Support and Resources for Families
Experiencing an obstetric emergency like umbilical cord prolapse can be traumatic for parents. Even when outcomes are positive, the sudden shift from routine labor to emergency surgery can leave families shaken and searching for answers.
Families benefit most when they receive clear, compassionate communication from their medical team about what happened, why, and what to expect for their baby’s recovery and development. Emotional support, whether from hospital social workers, peer support groups, or counseling services, can be invaluable during the days and weeks after birth.
Babies who experience complications from cord prolapse or other umbilical cord issues may need care in a neonatal intensive care unit. Parents should be encouraged to ask questions, participate in care when possible, and connect with NICU support resources.

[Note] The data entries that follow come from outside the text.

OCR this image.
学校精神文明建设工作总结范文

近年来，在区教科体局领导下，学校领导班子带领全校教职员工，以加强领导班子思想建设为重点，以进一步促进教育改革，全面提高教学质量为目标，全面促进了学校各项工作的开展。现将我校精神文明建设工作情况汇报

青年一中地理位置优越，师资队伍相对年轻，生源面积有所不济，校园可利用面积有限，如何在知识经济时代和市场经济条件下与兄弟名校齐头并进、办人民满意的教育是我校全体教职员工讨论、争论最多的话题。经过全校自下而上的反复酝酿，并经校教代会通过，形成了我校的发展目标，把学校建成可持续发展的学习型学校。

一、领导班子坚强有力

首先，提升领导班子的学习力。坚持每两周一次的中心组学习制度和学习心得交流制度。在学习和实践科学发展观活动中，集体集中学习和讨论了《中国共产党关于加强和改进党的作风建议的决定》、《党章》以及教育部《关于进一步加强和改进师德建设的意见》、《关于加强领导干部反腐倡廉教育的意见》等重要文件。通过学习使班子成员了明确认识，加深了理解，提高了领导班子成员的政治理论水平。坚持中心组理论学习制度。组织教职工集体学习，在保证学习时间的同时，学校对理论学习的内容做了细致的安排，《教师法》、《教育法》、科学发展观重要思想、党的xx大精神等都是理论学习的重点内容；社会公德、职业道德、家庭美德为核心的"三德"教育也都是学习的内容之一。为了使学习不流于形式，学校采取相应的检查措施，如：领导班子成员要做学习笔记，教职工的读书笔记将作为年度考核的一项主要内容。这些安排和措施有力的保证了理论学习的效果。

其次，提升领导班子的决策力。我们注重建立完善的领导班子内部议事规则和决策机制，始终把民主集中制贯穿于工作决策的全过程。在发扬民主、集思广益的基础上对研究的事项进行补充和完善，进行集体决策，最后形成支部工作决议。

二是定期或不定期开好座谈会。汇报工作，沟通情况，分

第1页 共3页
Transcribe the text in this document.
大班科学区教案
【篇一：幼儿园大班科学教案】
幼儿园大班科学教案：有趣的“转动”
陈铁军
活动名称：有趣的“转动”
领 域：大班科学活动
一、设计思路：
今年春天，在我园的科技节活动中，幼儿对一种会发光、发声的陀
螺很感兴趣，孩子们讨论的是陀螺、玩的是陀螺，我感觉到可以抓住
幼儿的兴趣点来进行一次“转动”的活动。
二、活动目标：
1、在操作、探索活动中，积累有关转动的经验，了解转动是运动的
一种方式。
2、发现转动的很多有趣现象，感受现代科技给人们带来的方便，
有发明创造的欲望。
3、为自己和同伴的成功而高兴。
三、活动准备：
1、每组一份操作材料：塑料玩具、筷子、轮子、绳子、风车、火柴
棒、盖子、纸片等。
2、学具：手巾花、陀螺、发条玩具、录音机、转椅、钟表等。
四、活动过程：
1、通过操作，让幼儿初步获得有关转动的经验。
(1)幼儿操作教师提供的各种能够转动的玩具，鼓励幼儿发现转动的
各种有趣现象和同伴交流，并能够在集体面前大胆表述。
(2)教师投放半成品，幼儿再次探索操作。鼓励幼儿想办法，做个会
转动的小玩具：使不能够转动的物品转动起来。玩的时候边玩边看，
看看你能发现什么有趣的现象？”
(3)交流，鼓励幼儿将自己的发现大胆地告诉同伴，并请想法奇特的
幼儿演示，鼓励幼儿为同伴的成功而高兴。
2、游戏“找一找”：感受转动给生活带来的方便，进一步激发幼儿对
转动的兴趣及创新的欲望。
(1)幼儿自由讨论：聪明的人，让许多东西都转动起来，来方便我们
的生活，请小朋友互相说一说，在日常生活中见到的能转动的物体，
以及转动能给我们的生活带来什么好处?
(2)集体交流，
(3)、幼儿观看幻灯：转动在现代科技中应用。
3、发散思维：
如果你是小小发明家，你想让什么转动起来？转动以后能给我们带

If developmental concerns arise, early intervention services can provide therapy and support to help children reach their potential. These services are available in every state and are often provided at no cost to families of young children with developmental delays or disabilities.
In New York, leading hospitals including Mount Sinai, NYU Langone, Albany Medical Center, and Columbia Presbyterian maintain highly trained perinatal and neonatal teams with experience managing obstetric emergencies like umbilical cord prolapse. Families can also access early intervention programs through their county or through New York State’s Department of Health.
At nybirthinjury.com, we provide trusted information to help families understand birth injuries, navigate medical care, and connect with qualified support resources in New York and across the country.
Standards of Medical Practice
Major medical organizations, including the American College of Obstetricians and Gynecologists, the Centers for Disease Control and Prevention, the National Institutes of Health, and the World Health Organization, all emphasize the critical importance of immediate recognition and coordinated emergency response to umbilical cord prolapse.
Standard of care includes maintaining vigilance for risk factors, prompt diagnosis, swift initiation of decompression measures, and expedited delivery. Training, protocols, and teamwork are recognized as essential components of safe obstetric care.
When these standards are not met, delays in recognition or response can lead to preventable harm. Families have the right to expect that their medical team will follow evidence-based guidelines and act quickly in an emergency to protect their baby’s health and future.